Indefensible space: Tel Aviv's 'new' central bus station must be destroyed

It is high time for Tel Aviv Municipality together with the Transportation Ministry to meet its responsibilities to the area’s residents, tackling this complex planning problem head-on.

Tel Aviv bus station 88 248 (photo credit: Courtesy )
Tel Aviv bus station 88 248
(photo credit: Courtesy )
Completely overlooked in the reporting on the need to find a humane solution to the problem of Israel’s illegal migrants is the question of why hundreds of them chose to reside in south Tel Aviv. It certainly wasn’t by chance. They came here because this is the city’s and perhaps the country’s weakest point. Tel Aviv’s “new” Central Bus Station made it so.

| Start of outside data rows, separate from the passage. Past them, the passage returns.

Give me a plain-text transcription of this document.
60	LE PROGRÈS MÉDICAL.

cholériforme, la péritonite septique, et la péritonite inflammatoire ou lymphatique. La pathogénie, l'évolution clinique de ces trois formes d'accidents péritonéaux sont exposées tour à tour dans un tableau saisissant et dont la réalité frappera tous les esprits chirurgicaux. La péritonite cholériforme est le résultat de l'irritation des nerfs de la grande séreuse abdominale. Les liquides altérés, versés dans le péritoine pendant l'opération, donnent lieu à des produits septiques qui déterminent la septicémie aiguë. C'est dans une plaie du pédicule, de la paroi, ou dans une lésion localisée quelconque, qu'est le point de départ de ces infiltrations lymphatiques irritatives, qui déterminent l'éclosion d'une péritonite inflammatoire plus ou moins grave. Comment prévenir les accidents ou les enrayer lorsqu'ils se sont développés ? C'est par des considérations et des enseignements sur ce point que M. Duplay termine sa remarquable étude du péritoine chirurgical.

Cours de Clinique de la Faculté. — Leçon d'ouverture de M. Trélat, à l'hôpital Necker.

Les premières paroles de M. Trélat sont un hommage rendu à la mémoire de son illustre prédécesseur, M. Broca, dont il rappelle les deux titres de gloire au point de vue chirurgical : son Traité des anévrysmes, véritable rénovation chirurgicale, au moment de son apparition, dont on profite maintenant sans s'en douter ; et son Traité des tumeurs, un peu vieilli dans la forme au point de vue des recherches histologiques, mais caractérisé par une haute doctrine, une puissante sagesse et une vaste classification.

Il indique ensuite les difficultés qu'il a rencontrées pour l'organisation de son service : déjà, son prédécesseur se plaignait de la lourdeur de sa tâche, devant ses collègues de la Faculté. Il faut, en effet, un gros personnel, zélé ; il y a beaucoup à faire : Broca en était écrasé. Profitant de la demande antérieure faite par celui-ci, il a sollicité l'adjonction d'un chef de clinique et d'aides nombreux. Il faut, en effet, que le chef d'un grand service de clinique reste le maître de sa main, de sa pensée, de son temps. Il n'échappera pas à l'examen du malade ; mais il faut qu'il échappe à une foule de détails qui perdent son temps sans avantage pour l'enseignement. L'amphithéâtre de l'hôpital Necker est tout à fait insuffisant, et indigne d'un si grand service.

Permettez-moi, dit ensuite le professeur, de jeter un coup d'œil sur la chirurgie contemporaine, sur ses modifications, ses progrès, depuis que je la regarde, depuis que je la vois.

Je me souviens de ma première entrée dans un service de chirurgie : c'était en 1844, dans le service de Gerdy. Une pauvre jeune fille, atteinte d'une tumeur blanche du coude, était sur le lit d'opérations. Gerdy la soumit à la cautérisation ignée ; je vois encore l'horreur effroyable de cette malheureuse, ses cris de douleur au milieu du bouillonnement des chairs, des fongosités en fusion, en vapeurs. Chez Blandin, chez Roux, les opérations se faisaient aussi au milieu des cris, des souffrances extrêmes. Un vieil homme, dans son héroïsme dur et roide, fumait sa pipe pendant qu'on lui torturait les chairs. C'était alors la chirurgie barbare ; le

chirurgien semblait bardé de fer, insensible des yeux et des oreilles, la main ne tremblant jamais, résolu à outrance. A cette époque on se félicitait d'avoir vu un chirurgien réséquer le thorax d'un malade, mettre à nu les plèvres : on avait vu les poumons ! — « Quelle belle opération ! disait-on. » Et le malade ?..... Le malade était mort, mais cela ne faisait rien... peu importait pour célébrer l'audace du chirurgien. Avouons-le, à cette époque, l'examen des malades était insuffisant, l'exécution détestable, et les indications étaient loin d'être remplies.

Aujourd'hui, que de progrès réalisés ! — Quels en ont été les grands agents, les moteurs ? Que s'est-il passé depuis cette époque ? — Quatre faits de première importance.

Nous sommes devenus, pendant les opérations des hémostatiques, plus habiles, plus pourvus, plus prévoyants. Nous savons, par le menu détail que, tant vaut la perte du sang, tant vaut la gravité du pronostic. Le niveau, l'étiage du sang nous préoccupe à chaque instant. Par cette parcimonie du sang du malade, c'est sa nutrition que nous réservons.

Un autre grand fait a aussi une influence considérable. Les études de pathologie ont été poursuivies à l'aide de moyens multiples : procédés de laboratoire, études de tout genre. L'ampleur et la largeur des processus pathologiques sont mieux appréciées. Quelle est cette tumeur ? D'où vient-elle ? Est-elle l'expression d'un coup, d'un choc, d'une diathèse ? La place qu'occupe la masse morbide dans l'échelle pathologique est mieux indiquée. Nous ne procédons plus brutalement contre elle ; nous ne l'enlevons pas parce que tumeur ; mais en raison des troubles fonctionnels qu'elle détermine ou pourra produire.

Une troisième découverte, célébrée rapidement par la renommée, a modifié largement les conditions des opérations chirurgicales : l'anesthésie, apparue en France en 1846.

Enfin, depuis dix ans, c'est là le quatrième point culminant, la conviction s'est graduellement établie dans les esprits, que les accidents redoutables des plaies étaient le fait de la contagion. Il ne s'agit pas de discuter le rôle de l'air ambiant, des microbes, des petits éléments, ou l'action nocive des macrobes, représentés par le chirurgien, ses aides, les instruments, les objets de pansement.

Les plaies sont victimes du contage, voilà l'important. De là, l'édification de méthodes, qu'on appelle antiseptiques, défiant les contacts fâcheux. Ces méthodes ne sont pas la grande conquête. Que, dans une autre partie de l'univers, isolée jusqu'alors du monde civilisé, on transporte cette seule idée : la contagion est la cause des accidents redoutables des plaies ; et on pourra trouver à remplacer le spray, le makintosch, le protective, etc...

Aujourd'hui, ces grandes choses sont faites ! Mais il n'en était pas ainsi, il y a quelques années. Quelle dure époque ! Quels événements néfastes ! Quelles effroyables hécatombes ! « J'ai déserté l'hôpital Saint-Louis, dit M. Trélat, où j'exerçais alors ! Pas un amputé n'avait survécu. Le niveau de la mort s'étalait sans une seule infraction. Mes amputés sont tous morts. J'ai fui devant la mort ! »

Here is a prime example of how a poorly designed largescale building project can have devastating effects on whole neighborhoods and beyond, even to the national level.
Among the largest in the world, this gargantuan bus terminal, a violent intervention in the urban fabric, was designed by architect Ram Karmi (who, incredibly, years later received the Israel Prize for Architecture) with criminal disregard for its neighbors. Its enormous volume is totally unrelated to its surroundings. Bridges to the station hover over its main entrance. Bus ramps leading to boarding platforms almost touch adjacent apartment buildings. Of the gross insensitivity of the terminal’s road engineers there is no need to further elaborate.
Following its opening ceremony, which was attended by prime minister Yitzhak Rabin and mayor of Tel Aviv Shlomo Lahat in August 1993, the entire surrounding area, namely the Neveh Sha’anan neighborhood, soon deteriorated, its population exchanged. Taken over by migrant workers, most of them illegal, drug addicts, prostitutes and the homeless, it quickly became a highcrime area.
The building today is in a terrible state of disrepair.
Inside the terminal, clear orientation, a basic requirement of any major transportation center, is entirely lacking. Its pedestrian circulation system is a labyrinth served by 29 escalators and 13 elevators, which forces masses of passengers through a multi-level shopping mall comprising over 1,000 shops and restaurants.
Sharp turns, blind corners and dead ends, favor the clandestine goals of criminals. Having no perceived zones of territorial influence and a great many entrances, securing the terminal is all but impossible. If ever there was a case of a building’s spatial layout favoring criminal activity, this is it.
Architects who have studied the structure’s plans to determine if all or part of its huge 230,000 sq.m. bulk can be saved found such alternatives inadvisable. The giant terminal must one day be torn down in its entirety.
Identifying alternative sites capable of accessing city and inter-city bus routes is of course no simple matter.
Only if the structure is torn down can south Tel Aviv be given a new heart, consisting mainly of a well thought-out public open space system sorely lacking in the area today, then extending and completing the existing urban fabric – land use, roads and buildings, sensitively and appropriately healing this terrible wound.
While there are a host of short-term tactics for confronting the area’s urgent crime problem, such as intensifying tenant surveillance, increasing the sense of security felt by the residents, refurbishing existing buildings, new lighting and the like, in the final analysis any attempt at solving the area’s crime problem without destroying this monstrous building, which can accurately be compared to a cancerous growth, is doomed to failure.
It is high time for Tel Aviv Municipality together with the Transportation Ministry to meet its responsibilities to the area’s residents, tackling this complex planning problem head-on.
Important planning and building projects such as this need in the future to go through a newly developed process of approval by expert and impartial architects and urban designers having no financial interests of their own, distanced from politicians and their easily influenced bureaucrats.
The author is an architect and town planner based in Jerusalem.